Fluorescence tomography of biological tissue using ultrasonic tagging

Fluorescence labeling traces specific molecules that play physiological roles in living organisms, revealing the mysteries of life. Recently developed fluorescent probes with excellent optical performance are expected to extend fluorescence techniques to clinical diagnosis. However, living tissues scatter light strongly, restricting applications to the microscopic level or to the body surface. To permit noninvasive optical measurement for tomographic imaging of the human body, we have explored a technique to visualize fluorescence at a depth of tens of centimeters, with resolution of the order of millimeters.

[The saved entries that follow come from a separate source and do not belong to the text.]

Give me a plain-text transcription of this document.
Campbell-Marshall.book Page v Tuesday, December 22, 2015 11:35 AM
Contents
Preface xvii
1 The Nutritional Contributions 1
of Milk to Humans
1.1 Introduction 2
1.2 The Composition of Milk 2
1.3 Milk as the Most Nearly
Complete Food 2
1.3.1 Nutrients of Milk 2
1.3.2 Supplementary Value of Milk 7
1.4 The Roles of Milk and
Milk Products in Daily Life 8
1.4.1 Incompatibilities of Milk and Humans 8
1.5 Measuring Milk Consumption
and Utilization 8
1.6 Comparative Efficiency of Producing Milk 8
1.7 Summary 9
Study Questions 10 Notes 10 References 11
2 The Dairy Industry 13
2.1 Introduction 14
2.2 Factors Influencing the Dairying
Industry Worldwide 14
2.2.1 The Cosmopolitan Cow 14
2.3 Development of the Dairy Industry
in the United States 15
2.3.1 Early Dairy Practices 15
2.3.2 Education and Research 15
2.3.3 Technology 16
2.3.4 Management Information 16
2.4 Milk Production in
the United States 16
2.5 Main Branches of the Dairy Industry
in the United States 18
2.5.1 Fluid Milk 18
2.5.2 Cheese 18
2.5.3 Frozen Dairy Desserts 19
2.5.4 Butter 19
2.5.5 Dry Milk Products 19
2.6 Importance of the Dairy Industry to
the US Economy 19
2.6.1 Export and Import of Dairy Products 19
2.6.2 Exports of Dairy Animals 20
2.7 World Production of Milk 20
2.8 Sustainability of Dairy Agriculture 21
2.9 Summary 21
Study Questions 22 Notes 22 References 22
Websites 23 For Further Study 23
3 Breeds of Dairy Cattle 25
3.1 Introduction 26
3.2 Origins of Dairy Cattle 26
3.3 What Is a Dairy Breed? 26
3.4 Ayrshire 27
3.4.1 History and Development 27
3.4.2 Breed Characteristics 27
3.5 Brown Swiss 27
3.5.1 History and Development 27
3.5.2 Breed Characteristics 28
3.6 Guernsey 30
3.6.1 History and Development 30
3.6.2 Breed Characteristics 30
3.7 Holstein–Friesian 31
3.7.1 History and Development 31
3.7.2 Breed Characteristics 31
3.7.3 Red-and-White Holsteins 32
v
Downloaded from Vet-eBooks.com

Myriad efforts have been made over many years to develop fluorescence and other optical imaging techniques that work in light-scattering media. Time- and frequency-domain techniques¹ for analyzing diffuse light and the extraction of forward-scattering light by coherent gating^2,3 are the major approaches to optical tomography. The distribution of optical absorption has been measured using ‘ultrasonic tagging,’ which focuses more weakly scattered ultrasound to extract spatial information about optical properties.^4–7 We have extended focused ultrasound to visualize fluorescence in dense scattering media.

Figure 1. (a) Tomographic map of ultrasound-modulated fluorescence from porcine muscle tissue that contains a localized fluorescent region. The X and Y axes are parallel to the laser and ultrasound beams, respectively. (b) Signal intensity profile along the X direction, sectioned at the center of Y-axis of the image, which includes the fluorescent region. (c) The tissue inserted in a measuring holder.

Previously, ultrasonic tagging was thought to be unsuitable for fluorescence imaging because speckle modulation in multiply-scattering media occurs only for coherent optical processes. However, even for fluorescence, density variation of the medium in a focused sound field might induce intensity modulation. By exploiting the spectral separation between fluorescence and excitation using an appropriate optical arrangement with a large-scale, highly efficient detector, an ultrasound field offers a detectable modulation of the fluorescence signal.^8,9

For this demonstration study, we show tomographic imaging of fluorescence in dense scattering media using porcine muscle tissue. The tissue on the scanning plane is 40×40mm. A fluorescent region is formed by embedding an encapsulated fluorescent material (755nm emission wavelength) that is molded with columnar agarose gel (5mm long, 3mm in diameter) in the center of the tissue, at a depth of 20mm. The tissue is immersed in a water tank that has a focused-ultrasound transducer (38mm focal length, 3mm focal diameter) on one side wall. An excitation laser beam (726nm, 40mW) traverses the tissue through the water tank, perpendicular to the ultrasound beam, and excites the fluorescent material embedded in the tissue. The modulated component of the fluorescence signal is detected using a spectrum analyzer via a photomultiplier tube. Bi-axial scanning of the ultrasound focus in the tissue yields a two-dimensional tomographic image.

Figure 1(a) presents a tomographic image of fluorescence observed by scanning a 20×20mm area. A localized area of fluorescence is detected near the center of the tissue. The area of higher signal corresponds to the embedded fluorescent material. The profile of the signal intensity along the X direction (parallel to the laser beam), sectioned at the center of the Y-axis of the image (parallel to the ultrasound beam) is shown in Figure 1(b). The peak width almost matches the fluorescent region's diameter, considering the size of ultrasound focus. The signal-to-noise ratio in this experiment, together with the near-infrared scattering coefficient of living tissues, suggests that this technique could image fluorescence in biological tissues at a depth of roughly 30mm.

Nanomaterials, referred to as quantum-dot materials, have recently been considered as novel fluorescent probes in biological investigations. In the near future, quantum dots that label physiological substances will illuminate sites of dysfunction or disease, including cancer, within living bodies.

The current study demonstrates the potential to visualize fluorescence deep within biological tissue with the assistance of ultrasound. The results suggest that further progress in scanning techniques, such as arrayed ultrasound transducers, can produce a practical new bio-imaging system. This technique is expected to facilitate the expansion of fluorescent probes' use for biological and clinical applications. Fluorescent visualization of living tissues will be a crucial technology contributing to human health and welfare.